Command Line Helper App Signatures

Christian_Wheel · September 10, 2023, 12:27am

Hi all, trying to figure out the best way to navigate this.

To be clear, this app is NOT for the MAS.

My application includes a command-line helper app. I include it in the Resources folder of my application bundle, then on first run, it gets copied to SpecialFolders.ApplicationData.Child(“MyApp”) and I set the Permissions to &o755 so it can be executed.

This works fine at first. However the helper app is written by a third-party and it self-updates every few weeks. Once it self-updates, the user gets the error that it can’t be run because Apple can not check it for malicious software (it has lost its signature and notarization).

What’s the best way to handle this?

Greg_O · September 10, 2023, 12:29am

Tell the third party to sign their damn app.

Christian_Wheel · September 10, 2023, 12:34am

Agreed that’s the best solution, but I can’t count on that happening.

Tim_Parnell · September 10, 2023, 12:43am

Can you ad hoc sign it with your app if you notice it changes?

Hmm I guess that would require the user have xcode though.

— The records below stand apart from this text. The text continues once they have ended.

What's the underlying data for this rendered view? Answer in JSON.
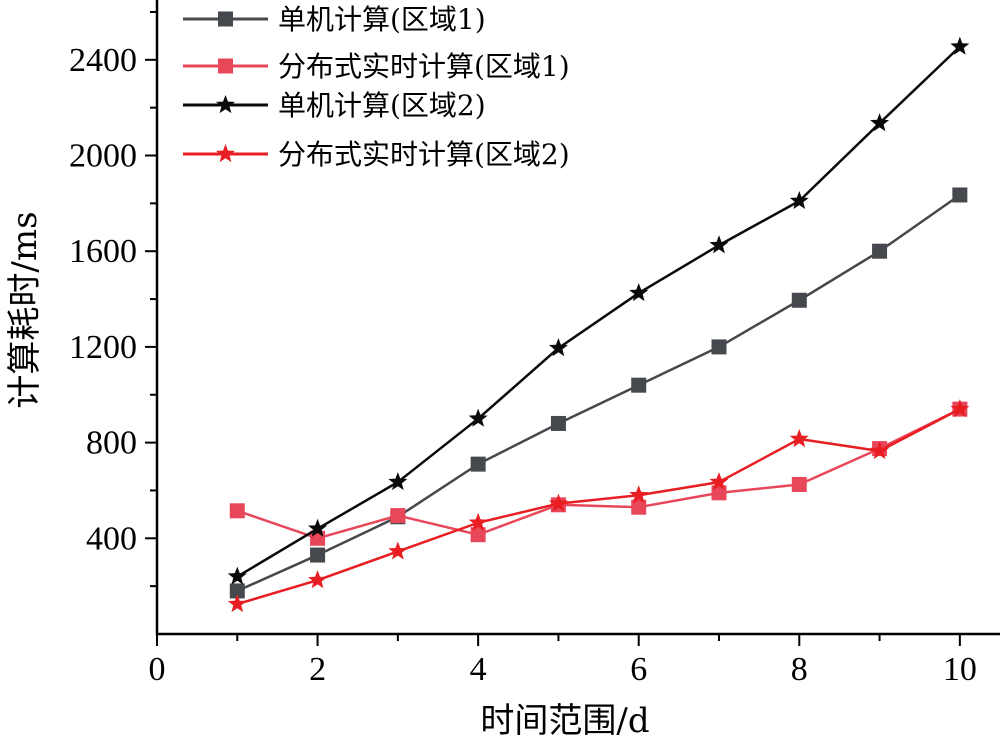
{
  "chart_data": {
    "type": "line",
    "xlabel": "时间范围/d",
    "ylabel": "计算耗时/ms",
    "xlim": [
      0,
      10.5
    ],
    "ylim": [
      0,
      2650
    ],
    "xticks": [
      0,
      2,
      4,
      6,
      8,
      10
    ],
    "yticks": [
      400,
      800,
      1200,
      1600,
      2000,
      2400
    ],
    "grid": false,
    "legend_position": "top-left",
    "x": [
      1,
      2,
      3,
      4,
      5,
      6,
      7,
      8,
      9,
      10
    ],
    "series": [
      {
        "name": "单机计算(区域1)",
        "color": "#45484c",
        "marker": "square",
        "values": [
          180,
          330,
          490,
          710,
          880,
          1040,
          1200,
          1395,
          1600,
          1835
        ]
      },
      {
        "name": "分布式实时计算(区域1)",
        "color": "#e8475a",
        "marker": "square",
        "values": [
          515,
          400,
          495,
          415,
          540,
          530,
          590,
          625,
          775,
          940
        ]
      },
      {
        "name": "单机计算(区域2)",
        "color": "#0a0a0a",
        "marker": "star",
        "values": [
          240,
          440,
          635,
          900,
          1195,
          1425,
          1625,
          1810,
          2135,
          2455
        ]
      },
      {
        "name": "分布式实时计算(区域2)",
        "color": "#e81e23",
        "marker": "star",
        "values": [
          125,
          225,
          345,
          465,
          545,
          580,
          635,
          815,
          765,
          940
        ]
      }
    ]
  }
}
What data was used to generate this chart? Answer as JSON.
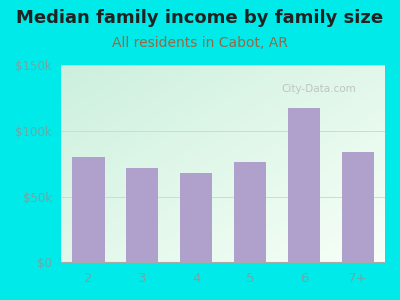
{
  "title": "Median family income by family size",
  "subtitle": "All residents in Cabot, AR",
  "categories": [
    "2",
    "3",
    "4",
    "5",
    "6",
    "7+"
  ],
  "values": [
    80000,
    72000,
    68000,
    76000,
    117000,
    84000
  ],
  "ylim": [
    0,
    150000
  ],
  "yticks": [
    0,
    50000,
    100000,
    150000
  ],
  "ytick_labels": [
    "$0",
    "$50k",
    "$100k",
    "$150k"
  ],
  "bar_color": "#b0a0cc",
  "bg_outer": "#00eaea",
  "bg_inner_topleft": "#cceedd",
  "bg_inner_bottomright": "#f5fff5",
  "title_fontsize": 13,
  "subtitle_fontsize": 10,
  "subtitle_color": "#996644",
  "title_color": "#222222",
  "tick_label_color": "#66aaaa",
  "watermark": "City-Data.com"
}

Christian_Wheel · September 10, 2023, 12:46am

I think it’s also the notarization that it’s missing that prevents it from running as well. Just a signature may not be enough.

Greg_O · September 10, 2023, 12:52am

The only other thing I can think of is to ask the developer is there’s a way to bypass the update mechanism on the command line (or ask them to add the feature) and then when a new version comes out, you put it in the next version of your app.

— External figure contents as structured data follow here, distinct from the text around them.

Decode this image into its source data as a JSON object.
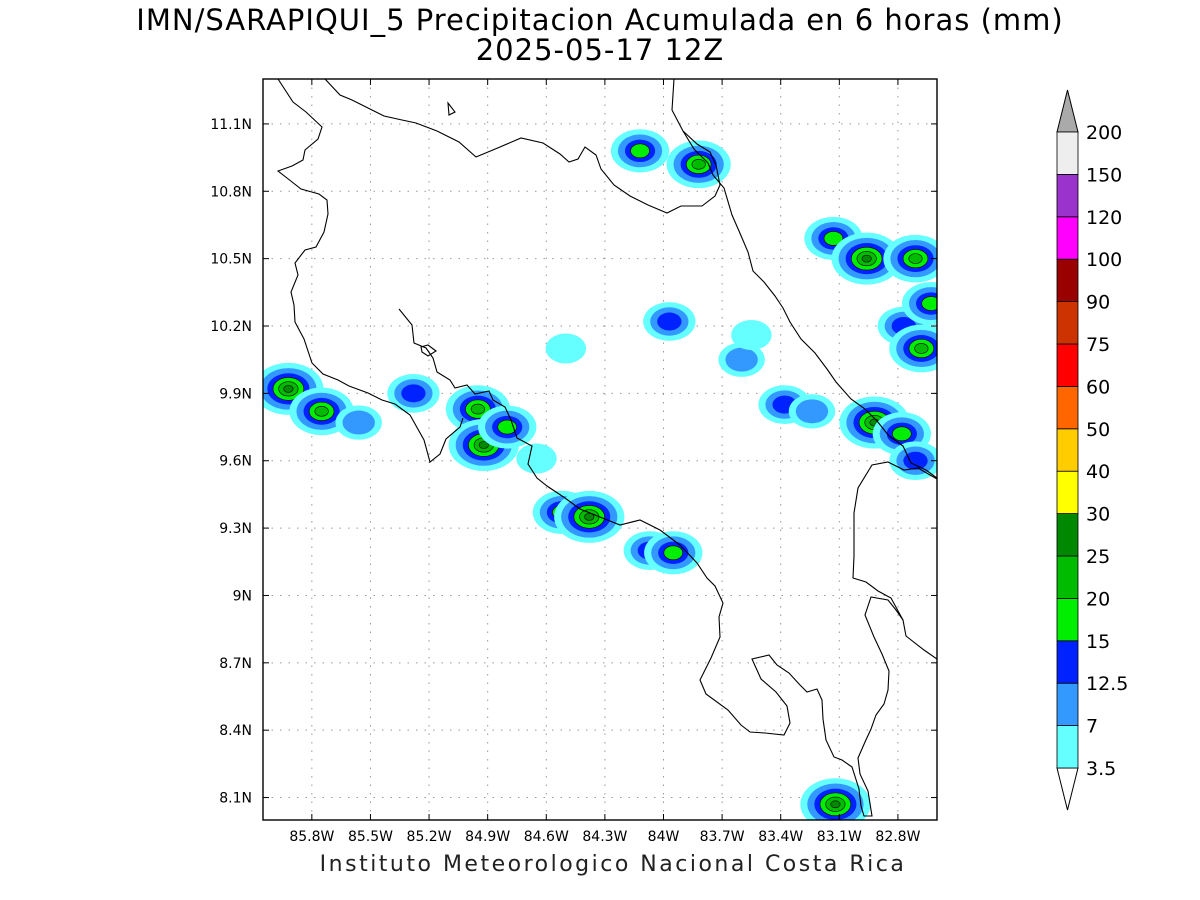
{
  "title": {
    "line1": "IMN/SARAPIQUI_5 Precipitacion Acumulada en 6 horas (mm)",
    "line2": "2025-05-17 12Z"
  },
  "footer": "Instituto Meteorologico Nacional Costa Rica",
  "axes": {
    "x_ticks": [
      "85.8W",
      "85.5W",
      "85.2W",
      "84.9W",
      "84.6W",
      "84.3W",
      "84W",
      "83.7W",
      "83.4W",
      "83.1W",
      "82.8W"
    ],
    "y_ticks": [
      "11.1N",
      "10.8N",
      "10.5N",
      "10.2N",
      "9.9N",
      "9.6N",
      "9.3N",
      "9N",
      "8.7N",
      "8.4N",
      "8.1N"
    ]
  },
  "colorbar": {
    "labels": [
      "3.5",
      "7",
      "12.5",
      "15",
      "20",
      "25",
      "30",
      "40",
      "50",
      "60",
      "75",
      "90",
      "100",
      "120",
      "150",
      "200"
    ],
    "colors": [
      "#ffffff",
      "#66ffff",
      "#3399ff",
      "#0022ff",
      "#00ee00",
      "#00bb00",
      "#008800",
      "#ffff00",
      "#ffcc00",
      "#ff6600",
      "#ff0000",
      "#cc3300",
      "#990000",
      "#ff00ff",
      "#9933cc",
      "#eeeeee"
    ],
    "top_arrow_color": "#aaaaaa",
    "bottom_arrow_color": "#ffffff"
  },
  "map": {
    "lon_range": [
      -86.05,
      -82.6
    ],
    "lat_range": [
      8.0,
      11.3
    ],
    "precip_cells": [
      {
        "lon": -85.92,
        "lat": 9.92,
        "level": 6
      },
      {
        "lon": -85.75,
        "lat": 9.82,
        "level": 5
      },
      {
        "lon": -85.56,
        "lat": 9.77,
        "level": 2
      },
      {
        "lon": -85.28,
        "lat": 9.9,
        "level": 3
      },
      {
        "lon": -84.95,
        "lat": 9.83,
        "level": 5
      },
      {
        "lon": -84.92,
        "lat": 9.67,
        "level": 6
      },
      {
        "lon": -84.8,
        "lat": 9.75,
        "level": 4
      },
      {
        "lon": -84.52,
        "lat": 9.37,
        "level": 4
      },
      {
        "lon": -84.38,
        "lat": 9.35,
        "level": 6
      },
      {
        "lon": -84.07,
        "lat": 9.2,
        "level": 3
      },
      {
        "lon": -83.95,
        "lat": 9.19,
        "level": 4
      },
      {
        "lon": -84.12,
        "lat": 10.98,
        "level": 4
      },
      {
        "lon": -83.82,
        "lat": 10.92,
        "level": 5
      },
      {
        "lon": -83.97,
        "lat": 10.22,
        "level": 3
      },
      {
        "lon": -83.6,
        "lat": 10.05,
        "level": 2
      },
      {
        "lon": -83.38,
        "lat": 9.85,
        "level": 3
      },
      {
        "lon": -83.24,
        "lat": 9.82,
        "level": 2
      },
      {
        "lon": -83.13,
        "lat": 10.59,
        "level": 4
      },
      {
        "lon": -82.96,
        "lat": 10.5,
        "level": 6
      },
      {
        "lon": -82.71,
        "lat": 10.5,
        "level": 5
      },
      {
        "lon": -82.77,
        "lat": 10.2,
        "level": 3
      },
      {
        "lon": -82.68,
        "lat": 10.1,
        "level": 5
      },
      {
        "lon": -82.92,
        "lat": 9.77,
        "level": 6
      },
      {
        "lon": -82.78,
        "lat": 9.72,
        "level": 4
      },
      {
        "lon": -82.71,
        "lat": 9.6,
        "level": 3
      },
      {
        "lon": -82.63,
        "lat": 10.3,
        "level": 4
      },
      {
        "lon": -83.12,
        "lat": 8.07,
        "level": 6
      },
      {
        "lon": -84.65,
        "lat": 9.61,
        "level": 1
      },
      {
        "lon": -84.5,
        "lat": 10.1,
        "level": 1
      },
      {
        "lon": -83.55,
        "lat": 10.16,
        "level": 1
      }
    ]
  }
}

Sam_Rowlands · September 10, 2023, 1:12am

If you can disable the update system like @Greg_O suggests, this is a actually a good thing.

It means that you can then execute the helper from within your app bundle, but not from the Resources folder, the executable should be placed in the macOS, Helpers or Frameworks folder to meet the code signing guidelines. This also means that you set the permissions on the helper only once.